- Historic Sites
Eleventh in a series of paintings for AMERICAN HERITAGE
August 1976 | Volume 27, Issue 5
One little incident happened during the heat of the cannonade, which I was eye-witness to, and which I think would be unpardonable not to mention. A woman whose husband belonged to the Artillery, and who was then attached to a piece in the engagement, attended with her husband at the piece the whole time. While in the act of reaching a cartridge and having one of her feet as far before the other as she could step, a cannon shot from the enemy passed directly between her legs without doing any other damage than carrying away all the lower part of her petticoat. Looking at it with apparent unconcern, she observed that it was lucky it did not pass a little higher, for in that case it might have carried away something else, and continued her occupation.

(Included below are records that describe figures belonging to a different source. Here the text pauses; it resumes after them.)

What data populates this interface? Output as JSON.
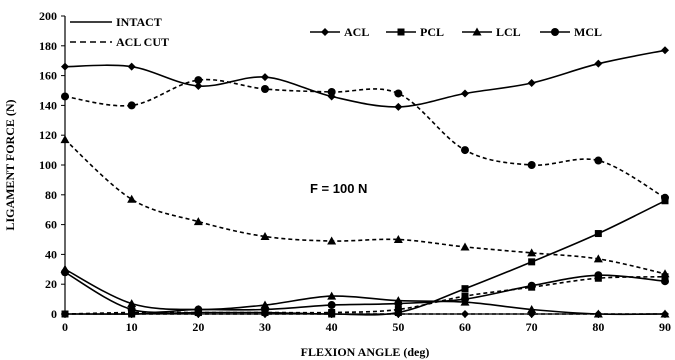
{
  "chart_data": {
    "type": "line",
    "title": "",
    "xlabel": "FLEXION ANGLE (deg)",
    "ylabel": "LIGAMENT FORCE (N)",
    "xlim": [
      0,
      90
    ],
    "ylim": [
      0,
      200
    ],
    "xticks": [
      "0",
      "10",
      "20",
      "30",
      "40",
      "50",
      "60",
      "70",
      "80",
      "90"
    ],
    "yticks": [
      "0",
      "20",
      "40",
      "60",
      "80",
      "100",
      "120",
      "140",
      "160",
      "180",
      "200"
    ],
    "x": [
      0,
      10,
      20,
      30,
      40,
      50,
      60,
      70,
      80,
      90
    ],
    "grid": false,
    "annotation": "F = 100 N",
    "condition_legend": [
      {
        "label": "INTACT",
        "line": "solid"
      },
      {
        "label": "ACL CUT",
        "line": "dashed"
      }
    ],
    "marker_legend": [
      {
        "label": "ACL",
        "marker": "diamond"
      },
      {
        "label": "PCL",
        "marker": "square"
      },
      {
        "label": "LCL",
        "marker": "triangle"
      },
      {
        "label": "MCL",
        "marker": "circle"
      }
    ],
    "series": [
      {
        "ligament": "ACL",
        "condition": "INTACT",
        "marker": "diamond",
        "line": "solid",
        "values": [
          166,
          166,
          153,
          159,
          146,
          139,
          148,
          155,
          168,
          177
        ]
      },
      {
        "ligament": "MCL",
        "condition": "INTACT",
        "marker": "circle",
        "line": "solid",
        "values": [
          28,
          3,
          3,
          3,
          6,
          7,
          10,
          19,
          26,
          22
        ]
      },
      {
        "ligament": "LCL",
        "condition": "INTACT",
        "marker": "triangle",
        "line": "solid",
        "values": [
          30,
          7,
          3,
          6,
          12,
          9,
          8,
          3,
          0,
          0
        ]
      },
      {
        "ligament": "PCL",
        "condition": "INTACT",
        "marker": "square",
        "line": "solid",
        "values": [
          0,
          0,
          1,
          1,
          0,
          1,
          17,
          35,
          54,
          76
        ]
      },
      {
        "ligament": "MCL",
        "condition": "ACL CUT",
        "marker": "circle",
        "line": "dashed",
        "values": [
          146,
          140,
          157,
          151,
          149,
          148,
          110,
          100,
          103,
          78
        ]
      },
      {
        "ligament": "LCL",
        "condition": "ACL CUT",
        "marker": "triangle",
        "line": "dashed",
        "values": [
          117,
          77,
          62,
          52,
          49,
          50,
          45,
          41,
          37,
          27
        ]
      },
      {
        "ligament": "PCL",
        "condition": "ACL CUT",
        "marker": "square",
        "line": "dashed",
        "values": [
          0,
          1,
          1,
          1,
          1,
          3,
          12,
          18,
          24,
          25
        ]
      },
      {
        "ligament": "ACL",
        "condition": "ACL CUT",
        "marker": "diamond",
        "line": "dashed",
        "values": [
          0,
          0,
          0,
          0,
          0,
          0,
          0,
          0,
          0,
          0
        ]
      }
    ]
  }
}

… General [Anthony] Wayne advanced with a body of troops, and kept up so severe and well-directed a fire, that the enemy were soon compelled to retire behind the defile, where the first stand in the beginning of the action had been made.
In this situation the enemy had both their flanks secured by thick woods and morasses, while their front could only be approached through a narrow pass. I resolved, nevertheless, to attack them … but the impediments in the way prevented [it] … before it was dark. … In the mean time, the enemy were employed in removing their wounded, and, about 12 o’clock at night, marched away in … silence …
The extreme heat of the weather, the fatigue of the men from their march through a deep, sandy country, almost entirely destitute of water, and the distance the enemy had gained by marching in the night, made a pursuit impracticable and fruitless. It would have answered no valuable purpose, and would have been fatal to numbers of our men—several of whom died the preceding day with heat.
Were I to conclude my account of this day’s transactions without expressing my obligations to the officers of the army in general, I should do injustice to their merit and violence to my own feelings. They seemed to vie with each other in manifesting their zeal and bravery …
The peculiar situation of General Lee at this time, requires that I should say nothing of his conduct. He is now in arrest.